Tableau de cotisations des fidèles de la mosquée Annour à Ripoll (Espagne), le 20 août 2017.
Tableau de cotisations des fidèles de la mosquée Annour à Ripoll (Espagne), le 20 août 2017. (RAPHAEL GODET / DOCUMENT FRANCEINFO)

Surtout, de Younes Abouyaaqoub, le conducteur présumé de la fourgonnette sur La Rambla de Barcelone, le président dit ne rien savoir : "Je le connaissais de vue, mais je n'ai jamais communiqué avec lui." En fait, il se rappelle avoir vu les deux jeunes hommes "seulement deux ou trois fois"Et "c'est bien ça le problème, ils ne venaient pas ici", peste Ali Yassine, en faisant le tour du local d'une centaine de mètres carrés. 

Si les jeunes étaient venus ici, s'ils avaient vu le véritable islam, ils n'en auraient pas eu l'idée.

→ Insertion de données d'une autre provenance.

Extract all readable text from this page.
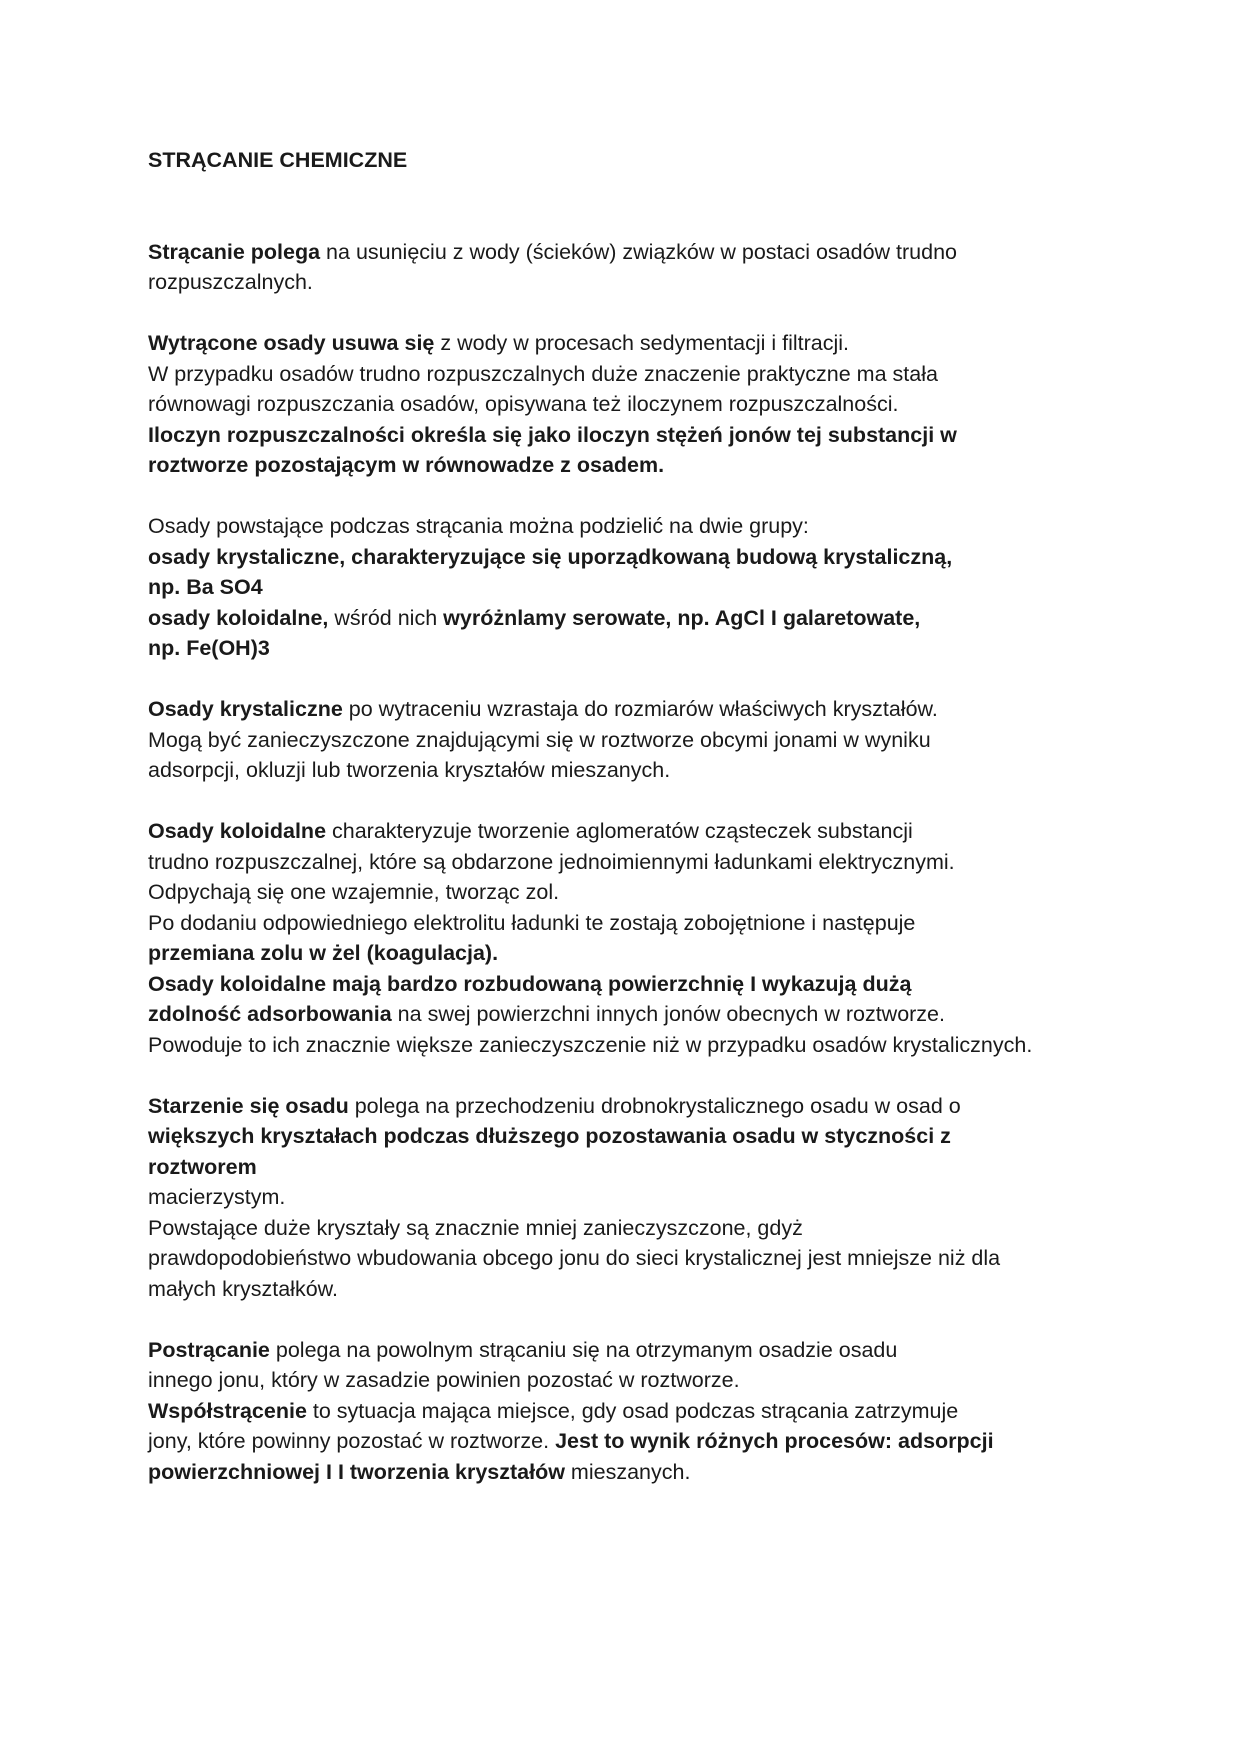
STRĄCANIE CHEMICZNE
Strącanie polega na usunięciu z wody (ścieków) związków w postaci osadów trudno
rozpuszczalnych.
Wytrącone osady usuwa się z wody w procesach sedymentacji i filtracji.
W przypadku osadów trudno rozpuszczalnych duże znaczenie praktyczne ma stała
równowagi rozpuszczania osadów, opisywana też iloczynem rozpuszczalności.
Iloczyn rozpuszczalności określa się jako iloczyn stężeń jonów tej substancji w
roztworze pozostającym w równowadze z osadem.
Osady powstające podczas strącania można podzielić na dwie grupy:
osady krystaliczne, charakteryzujące się uporządkowaną budową krystaliczną,
np. Ba SO4
osady koloidalne, wśród nich wyróżnlamy serowate, np. AgCl I galaretowate,
np. Fe(OH)3
Osady krystaliczne po wytraceniu wzrastaja do rozmiarów właściwych kryształów.
Mogą być zanieczyszczone znajdującymi się w roztworze obcymi jonami w wyniku
adsorpcji, okluzji lub tworzenia kryształów mieszanych.
Osady koloidalne charakteryzuje tworzenie aglomeratów cząsteczek substancji
trudno rozpuszczalnej, które są obdarzone jednoimiennymi ładunkami elektrycznymi.
Odpychają się one wzajemnie, tworząc zol.
Po dodaniu odpowiedniego elektrolitu ładunki te zostają zobojętnione i następuje
przemiana zolu w żel (koagulacja).
Osady koloidalne mają bardzo rozbudowaną powierzchnię I wykazują dużą
zdolność adsorbowania na swej powierzchni innych jonów obecnych w roztworze.
Powoduje to ich znacznie większe zanieczyszczenie niż w przypadku osadów krystalicznych.
Starzenie się osadu polega na przechodzeniu drobnokrystalicznego osadu w osad o
większych kryształach podczas dłuższego pozostawania osadu w styczności z
roztworem
macierzystym.
Powstające duże kryształy są znacznie mniej zanieczyszczone, gdyż
prawdopodobieństwo wbudowania obcego jonu do sieci krystalicznej jest mniejsze niż dla
małych kryształków.
Postrącanie polega na powolnym strącaniu się na otrzymanym osadzie osadu
innego jonu, który w zasadzie powinien pozostać w roztworze.
Współstrącenie to sytuacja mająca miejsce, gdy osad podczas strącania zatrzymuje
jony, które powinny pozostać w roztworze. Jest to wynik różnych procesów: adsorpcji
powierzchniowej I I tworzenia kryształów mieszanych.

Ce sont des lâches.Ali Yassineà franceinfo

Des jeunes "intégrés, qui vivaient bien"

Où, donc, se sont-ils radicalisés ? Comment ? Avec qui ? Trois questions auxquelles les enquêteurs tentent désormais de répondre. Certains évoquent un processus express et secret. Aujourd'hui, tous les regards se tournent vers un homme : Abdelbaki Es Satty. Cet imam de 45 ans, arrivé à Ripoll en 2015, était au cœur de l'enquête. Mais il ne parlera pas : le chef de la police catalane a confirmé, lundi 21 août, que sa dépouille avait été retrouvée dans la maison d'Alcanar.

A Ripoll, personne ne sait grand-chose du quadragénaire. Ce qui agace Amina. "Si c'est lui qui a fait ça, mon dieu !", s'exclame cette mère de famille musulmane, dont le fils de 19 ans fréquentait parfois le petit groupe. "C'est ça, le problème, personne ne le connaissait, s'énerve-t-elle. Vous m'expliquez comment on peut bourrer le crâne de jeunes, vous m'expliquez ?" Si quelques larmes coulent sur son visage, c'est qu'elle connaît très bien les familles des huit membres de la cellule originaires de la ville. "Ils sont allés au parc avec les autres enfants, ils sont allés au collège ensemble. Ce sont des familles connues avec qui on a joué, on a ri." Ce qu'elle a du mal à accepter, c'est qu'ils ne manquaient de rien : "Voiture, appartement, argent ; ils avaient tout." Amina explique d'ailleurs avoir aidé l'un d'eux à trouver du travail, tout en refusant de dire de qui il s'agit. "Ils étaient intégrés, ils vivaient bien, jamais bourrés", poursuit sa mère à ses côtés. "Il y a encore quelque temps, ils me demandaient 'Comment ça va ? Comment va ta famille ?'"

Au restaurant de Las Graelles, la serveuse Rosa confirme. Elle connaissait surtout Moussa Oukabir, qui "venait régulièrement acheter des confiseries". Quand elle a vu sa photo à la télé, elle n'a pas voulu y croire : "C'est une catastrophe. Pour la commune, pour la famille, pour tout le monde. C'est triste."